Gold futures declined modestly Tuesday, at risk of finishing below $1,300 an ounce for a third straight day as a tech-led run for stocks and a stable dollar cut into investment interest in the precious metal. The precious metal was down 0.19 percent to trade at $1294.80 and Silver at $16.39, down 0.22 percent.
Bullions continued to trade within a range driven by a stronger dollar and global equities despite geopolitical tensions which continue to simmer.
Analysts believe that Gold’s movement will be largely driven by macroeconomic data ahead of the June FOMC meeting.
The focus today will be on non-manufacturing PMI reports which may pressure bullions further intraday.
Richard Perry, an analyst at Hantec said concerns over the path of protectionist policies that the U.S. is taking could resurface as the Group of Seven (G7) prepares to meet in Canada this week, adding that the lack of progress in discussions between U.S. and China over trade relations was also contributing to the weakness.
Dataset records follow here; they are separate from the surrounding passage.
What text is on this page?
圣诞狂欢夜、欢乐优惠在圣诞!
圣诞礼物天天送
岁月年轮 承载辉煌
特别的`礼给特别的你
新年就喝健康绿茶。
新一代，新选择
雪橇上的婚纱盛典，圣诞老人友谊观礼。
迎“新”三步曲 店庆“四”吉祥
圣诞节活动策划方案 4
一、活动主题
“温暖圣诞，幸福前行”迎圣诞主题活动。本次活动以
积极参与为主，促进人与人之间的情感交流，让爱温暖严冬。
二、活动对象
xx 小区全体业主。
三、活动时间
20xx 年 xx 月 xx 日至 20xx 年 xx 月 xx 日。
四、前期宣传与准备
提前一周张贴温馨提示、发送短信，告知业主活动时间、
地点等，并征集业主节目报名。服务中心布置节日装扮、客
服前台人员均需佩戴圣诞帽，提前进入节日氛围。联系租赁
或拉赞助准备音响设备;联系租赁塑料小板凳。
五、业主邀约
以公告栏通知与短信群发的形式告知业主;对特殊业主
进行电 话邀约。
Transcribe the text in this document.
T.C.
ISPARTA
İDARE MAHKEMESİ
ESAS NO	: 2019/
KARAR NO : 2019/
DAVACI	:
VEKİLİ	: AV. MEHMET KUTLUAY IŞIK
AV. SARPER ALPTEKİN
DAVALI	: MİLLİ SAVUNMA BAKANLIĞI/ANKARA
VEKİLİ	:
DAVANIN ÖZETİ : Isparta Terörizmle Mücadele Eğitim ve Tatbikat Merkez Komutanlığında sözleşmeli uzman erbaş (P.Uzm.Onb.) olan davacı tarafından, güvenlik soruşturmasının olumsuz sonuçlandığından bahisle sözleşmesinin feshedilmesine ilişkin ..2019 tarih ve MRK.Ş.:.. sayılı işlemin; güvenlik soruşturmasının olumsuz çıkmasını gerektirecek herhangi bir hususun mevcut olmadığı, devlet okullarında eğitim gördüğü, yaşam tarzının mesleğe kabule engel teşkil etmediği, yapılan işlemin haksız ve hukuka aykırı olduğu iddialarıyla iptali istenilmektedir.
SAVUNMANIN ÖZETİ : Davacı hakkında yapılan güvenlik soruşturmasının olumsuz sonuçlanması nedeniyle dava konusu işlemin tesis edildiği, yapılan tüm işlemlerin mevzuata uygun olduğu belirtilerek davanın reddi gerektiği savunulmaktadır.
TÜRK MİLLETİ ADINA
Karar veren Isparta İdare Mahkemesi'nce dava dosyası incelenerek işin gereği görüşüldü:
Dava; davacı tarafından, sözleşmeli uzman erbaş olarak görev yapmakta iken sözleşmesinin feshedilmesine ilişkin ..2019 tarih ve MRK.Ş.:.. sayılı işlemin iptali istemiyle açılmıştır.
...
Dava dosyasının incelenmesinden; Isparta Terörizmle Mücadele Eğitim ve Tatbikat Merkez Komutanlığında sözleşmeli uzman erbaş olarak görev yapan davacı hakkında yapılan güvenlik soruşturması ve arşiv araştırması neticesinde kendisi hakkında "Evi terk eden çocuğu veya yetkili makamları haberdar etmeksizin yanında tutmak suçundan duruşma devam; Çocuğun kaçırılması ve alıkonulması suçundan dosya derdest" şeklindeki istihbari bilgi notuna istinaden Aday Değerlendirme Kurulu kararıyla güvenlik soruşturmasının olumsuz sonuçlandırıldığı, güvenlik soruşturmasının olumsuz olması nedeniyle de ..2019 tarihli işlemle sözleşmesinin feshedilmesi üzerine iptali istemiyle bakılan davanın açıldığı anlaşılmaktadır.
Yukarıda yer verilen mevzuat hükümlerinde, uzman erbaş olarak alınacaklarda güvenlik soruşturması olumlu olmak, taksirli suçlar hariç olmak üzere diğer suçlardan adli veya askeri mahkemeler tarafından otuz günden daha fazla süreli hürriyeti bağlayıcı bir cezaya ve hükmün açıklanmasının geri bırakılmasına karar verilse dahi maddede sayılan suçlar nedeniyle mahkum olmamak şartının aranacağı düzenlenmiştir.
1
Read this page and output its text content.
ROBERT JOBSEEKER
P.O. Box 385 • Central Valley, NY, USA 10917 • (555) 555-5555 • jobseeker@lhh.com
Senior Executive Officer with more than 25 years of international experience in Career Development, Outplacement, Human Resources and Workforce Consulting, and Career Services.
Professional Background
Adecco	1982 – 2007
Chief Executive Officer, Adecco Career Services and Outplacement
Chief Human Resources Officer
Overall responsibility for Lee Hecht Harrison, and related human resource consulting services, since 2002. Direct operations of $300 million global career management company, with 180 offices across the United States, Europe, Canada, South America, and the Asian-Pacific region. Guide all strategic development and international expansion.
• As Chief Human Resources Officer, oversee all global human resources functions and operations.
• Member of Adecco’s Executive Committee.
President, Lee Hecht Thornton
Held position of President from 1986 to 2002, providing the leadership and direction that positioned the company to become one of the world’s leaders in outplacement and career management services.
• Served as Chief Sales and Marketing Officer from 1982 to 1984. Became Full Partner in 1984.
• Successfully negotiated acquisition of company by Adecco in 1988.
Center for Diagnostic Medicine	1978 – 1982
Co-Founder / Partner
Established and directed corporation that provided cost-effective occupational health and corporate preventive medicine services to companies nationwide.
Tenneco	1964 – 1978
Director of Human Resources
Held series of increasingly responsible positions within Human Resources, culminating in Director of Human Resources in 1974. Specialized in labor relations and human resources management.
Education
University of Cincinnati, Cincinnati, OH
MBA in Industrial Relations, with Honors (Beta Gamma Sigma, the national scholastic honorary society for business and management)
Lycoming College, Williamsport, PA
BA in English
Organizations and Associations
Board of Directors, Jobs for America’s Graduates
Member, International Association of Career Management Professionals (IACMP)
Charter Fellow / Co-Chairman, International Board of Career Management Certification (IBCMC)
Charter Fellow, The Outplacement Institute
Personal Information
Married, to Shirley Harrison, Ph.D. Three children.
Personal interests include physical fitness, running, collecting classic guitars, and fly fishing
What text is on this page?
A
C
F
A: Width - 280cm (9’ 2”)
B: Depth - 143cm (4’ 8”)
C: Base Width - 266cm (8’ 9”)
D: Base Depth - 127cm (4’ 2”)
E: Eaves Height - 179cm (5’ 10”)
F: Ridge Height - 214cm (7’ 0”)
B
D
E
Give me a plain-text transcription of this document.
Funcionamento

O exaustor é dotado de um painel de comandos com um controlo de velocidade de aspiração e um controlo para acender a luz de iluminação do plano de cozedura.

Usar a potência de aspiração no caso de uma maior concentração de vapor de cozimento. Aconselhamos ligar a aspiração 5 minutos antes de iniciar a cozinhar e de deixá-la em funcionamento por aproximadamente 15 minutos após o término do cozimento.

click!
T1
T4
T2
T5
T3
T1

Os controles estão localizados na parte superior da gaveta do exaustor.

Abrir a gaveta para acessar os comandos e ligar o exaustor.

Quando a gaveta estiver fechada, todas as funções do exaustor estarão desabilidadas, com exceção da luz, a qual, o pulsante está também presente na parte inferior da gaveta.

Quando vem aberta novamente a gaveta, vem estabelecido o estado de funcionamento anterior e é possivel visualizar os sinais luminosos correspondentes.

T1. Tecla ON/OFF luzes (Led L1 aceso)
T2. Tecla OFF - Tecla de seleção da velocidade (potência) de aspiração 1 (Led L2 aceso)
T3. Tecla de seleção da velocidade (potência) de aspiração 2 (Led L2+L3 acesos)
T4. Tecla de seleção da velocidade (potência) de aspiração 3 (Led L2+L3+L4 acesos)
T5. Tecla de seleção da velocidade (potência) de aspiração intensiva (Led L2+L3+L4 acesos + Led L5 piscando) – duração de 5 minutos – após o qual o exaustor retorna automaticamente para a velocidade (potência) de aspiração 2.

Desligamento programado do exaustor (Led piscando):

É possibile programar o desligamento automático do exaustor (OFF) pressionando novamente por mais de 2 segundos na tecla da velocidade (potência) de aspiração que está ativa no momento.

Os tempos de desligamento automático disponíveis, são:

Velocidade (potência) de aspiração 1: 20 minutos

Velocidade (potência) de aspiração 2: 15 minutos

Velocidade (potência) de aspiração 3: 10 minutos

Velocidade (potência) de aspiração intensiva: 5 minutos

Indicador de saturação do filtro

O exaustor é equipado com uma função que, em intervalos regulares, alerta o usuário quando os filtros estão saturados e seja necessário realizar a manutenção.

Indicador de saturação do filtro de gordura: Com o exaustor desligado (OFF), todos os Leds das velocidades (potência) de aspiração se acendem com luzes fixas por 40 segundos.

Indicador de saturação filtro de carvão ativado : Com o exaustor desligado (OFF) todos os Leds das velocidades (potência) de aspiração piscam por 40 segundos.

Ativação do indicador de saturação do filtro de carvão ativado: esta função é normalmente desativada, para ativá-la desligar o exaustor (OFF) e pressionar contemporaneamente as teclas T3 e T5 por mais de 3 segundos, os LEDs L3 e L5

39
He said: “This is leading to a degree of consolidation across forex and commodities markets.”
August gold GCQ8, -0.05 percent slipped $2.20 or 0.2 percent at $1,295.10. Its settlement Monday at $1,297.30 marked the lowest finish since May 23.
U.S. stocks tipped higher after the technology-studded Nasdaq Composite on Monday closed at a record for the first time in nearly three months and investors around the globe generally took on the riskier asset markets.
Investors appeared to be putting trade tensions aside, even after trade talks broke down between the U.S. and China over the weekend. But leaders of the Group of Seven nations will hold talks in Canada on Friday and Saturday, where tariffs and trade are likely to be discussed. This weekend’s rebuke by G-7 finance ministers of the Trump administration’s trade tariffs could add some stress to the gathering.